Ese 10 de Julio por la tarde,
aparecía el Ministro del Interior, Mayor Oreja, compareciendo por el
secuestro de Miguel Ángel Blanco. El aparato del Estado se había puesto
en marcha con los mejores medios disponibles para intentar encontrarle
antes de que ETA lo asesinara en el plazo dado de 48 horas. En realidad,
todo el aparato menos 5 de sus mejores hombres.

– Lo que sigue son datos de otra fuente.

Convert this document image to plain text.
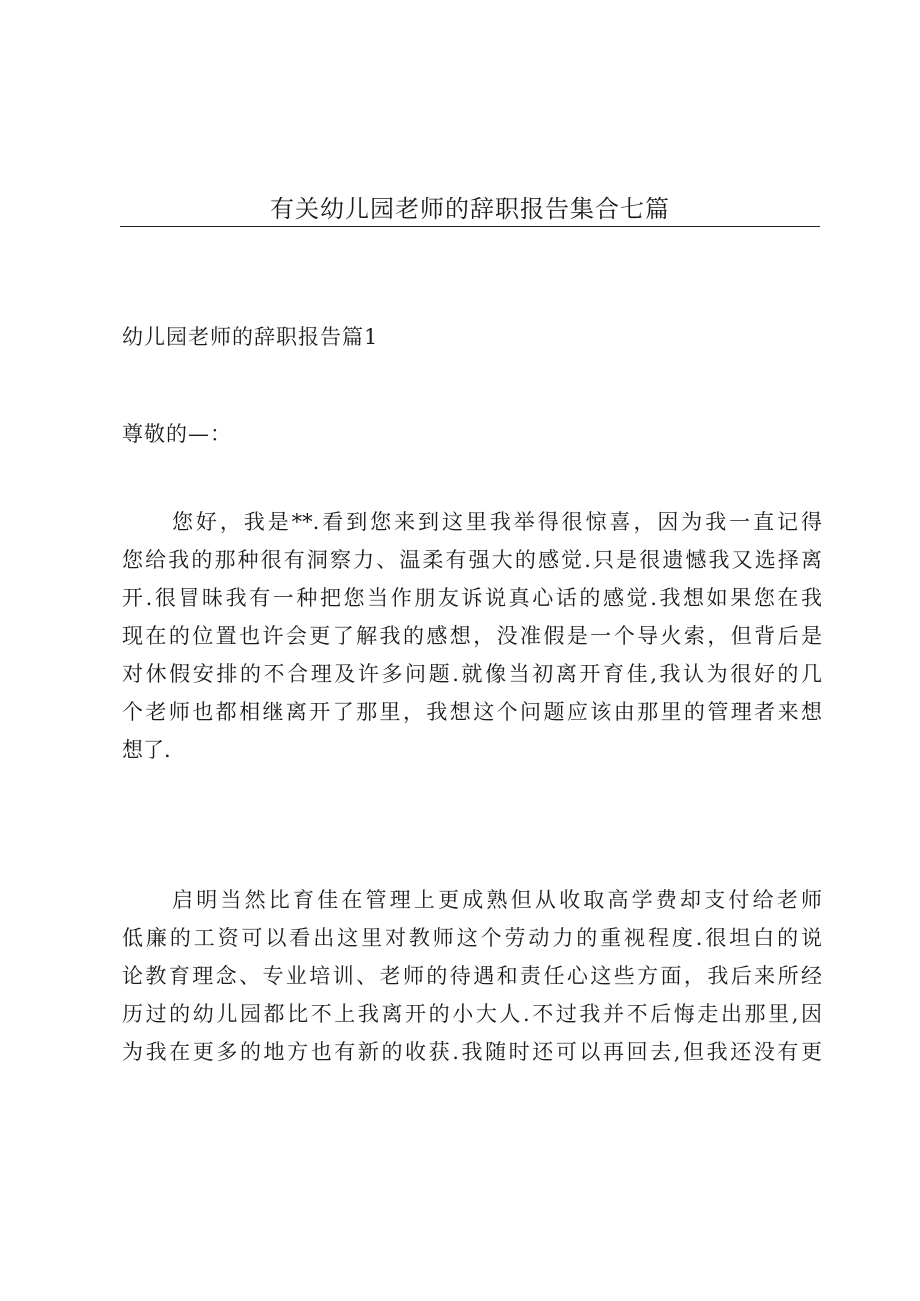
有关幼儿园老师的辞职报告集合七篇
幼儿园老师的辞职报告篇1
尊敬的—：
您好，我是**.看到您来到这里我举得很惊喜，因为我一直记得
您给我的那种很有洞察力、温柔有强大的感觉.只是很遗憾我又选择离
开.很冒昧我有一种把您当作朋友诉说真心话的感觉.我想如果您在我
现在的位置也许会更了解我的感想，没准假是一个导火索，但背后是
对休假安排的不合理及许多问题.就像当初离开育佳,我认为很好的几
个老师也都相继离开了那里，我想这个问题应该由那里的管理者来想
想了.
启明当然比育佳在管理上更成熟但从收取高学费却支付给老师
低廉的工资可以看出这里对教师这个劳动力的重视程度.很坦白的说
论教育理念、专业培训、老师的待遇和责任心这些方面，我后来所经
历过的幼儿园都比不上我离开的小大人.不过我并不后悔走出那里,因
为我在更多的地方也有新的收获.我随时还可以再回去,但我还没有更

El 11 de Julio por la mañana recibía
una extraña llamada en casa. Era el párroco de Boadilla, quien me pidió
que acudiera a reunirme con él. En la plaza del pueblo nos encontramos,
donde estaba junto a las autoridades en un acto de reclamar la libertad
del concejal de Ermua secuestrado. “Mira, unas chicas muy arrepentidas
por la acción de su hermano me han traído esto para ti”. Mis cámaras
llevan la dirección marcada, ante una posible pérdida. “Su hermano te
las robó, víctima de las drogas, y dicen que lo sienten mucho. ¿Has
puesto denuncia? Pues retírala”. Me hice el tonto, ya no merecía la pena
discutir… Al revelar esas fotos, solo encontré imágenes veladas, negras
como las conciencias de quienes habían ordenado esa operación con medios
del Estado destinados a la protección del mismo.